Wie lässt sich das Markenrecht China im Alltag besser steuern?
Aus unserer Sicht funktioniert das nur als laufendes Markenmanagement. Wenn eine Marke für mehrere Länder relevant wird, reichen Einzelanmeldungen ohne System nicht mehr aus. Genau an dieser Stelle setzen strukturierte Prozesse an, etwa bei der Kategorisierung von Marken, bei Fristen, Gebühren und Kollisionsüberwachung.
Wir arbeiten im Markenrecht mit einem systematischen Markenmanagement, bei dem nationale und internationale Registrierungen, Kollisionen und Statusfragen geordnet zusammenlaufen. Gerade bei Ländern wie China ist das wichtig, weil dort frühe Entscheidungen über Zeichen, Klassen und Anmeldezeitpunkt oft den späteren Handlungsspielraum bestimmen. Ansprechpartner ist die Fachanwaltskanzlei Sprenger in Recklinghausen, Am Lohtor 11, 45657 Recklinghausen, telefonisch unter +49(0)2361_90855 0 oder per E-Mail an info@kanzlei-sprenger.de.

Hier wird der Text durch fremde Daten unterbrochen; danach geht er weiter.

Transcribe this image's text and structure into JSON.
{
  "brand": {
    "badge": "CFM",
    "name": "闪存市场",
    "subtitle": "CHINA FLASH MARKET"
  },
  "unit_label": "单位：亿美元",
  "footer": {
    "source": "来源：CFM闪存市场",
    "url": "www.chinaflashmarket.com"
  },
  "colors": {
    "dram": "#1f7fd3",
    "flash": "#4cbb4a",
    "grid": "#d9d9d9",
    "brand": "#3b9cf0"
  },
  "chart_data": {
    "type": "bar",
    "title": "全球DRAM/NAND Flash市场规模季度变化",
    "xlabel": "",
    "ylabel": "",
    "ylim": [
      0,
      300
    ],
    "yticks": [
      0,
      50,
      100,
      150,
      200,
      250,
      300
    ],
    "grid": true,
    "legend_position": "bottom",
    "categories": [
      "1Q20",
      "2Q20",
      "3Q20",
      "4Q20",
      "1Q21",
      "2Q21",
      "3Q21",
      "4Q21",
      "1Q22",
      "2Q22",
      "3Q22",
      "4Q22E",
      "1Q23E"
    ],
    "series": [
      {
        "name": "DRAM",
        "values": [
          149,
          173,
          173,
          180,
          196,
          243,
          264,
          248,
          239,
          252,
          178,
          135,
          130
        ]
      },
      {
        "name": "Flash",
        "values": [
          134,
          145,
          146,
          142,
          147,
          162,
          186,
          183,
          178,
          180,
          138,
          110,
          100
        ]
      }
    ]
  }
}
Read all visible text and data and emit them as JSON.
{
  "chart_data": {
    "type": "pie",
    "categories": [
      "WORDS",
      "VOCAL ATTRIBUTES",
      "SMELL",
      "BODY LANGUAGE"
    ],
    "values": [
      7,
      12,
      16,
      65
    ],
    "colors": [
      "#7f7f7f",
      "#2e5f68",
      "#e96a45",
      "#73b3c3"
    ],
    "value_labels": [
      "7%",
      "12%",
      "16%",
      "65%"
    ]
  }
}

Was sollten Sie jetzt konkret tun?
Wenn China für Ihre Lieferkette, Ihren Vertrieb oder Ihre Wachstumsplanung relevant ist, sollten Sie die Marke vor dem nächsten operativen Schritt prüfen lassen. Dazu gehören die Recherche, die Klassen- und Unterklassenbewertung sowie die Frage, ob zusätzlich eine chinesische Zeichenfassung geschützt werden sollte. So vermeiden Sie genau die Konflikte, die später viel teurer werden als eine frühe saubere Anmeldung.
Beim Markenrecht China zählt 2026 vor allem Timing. Eine deutsche oder EU-Marke schützt Sie dort nicht automatisch, und das First-to-File-Prinzip belohnt den schnelleren Anmelder. Wenn Sie Zeichen, Klassen und chinesische Namensversionen früh sauber ordnen, bleibt Ihre Marke auch im chinesischen Markt deutlich belastbarer.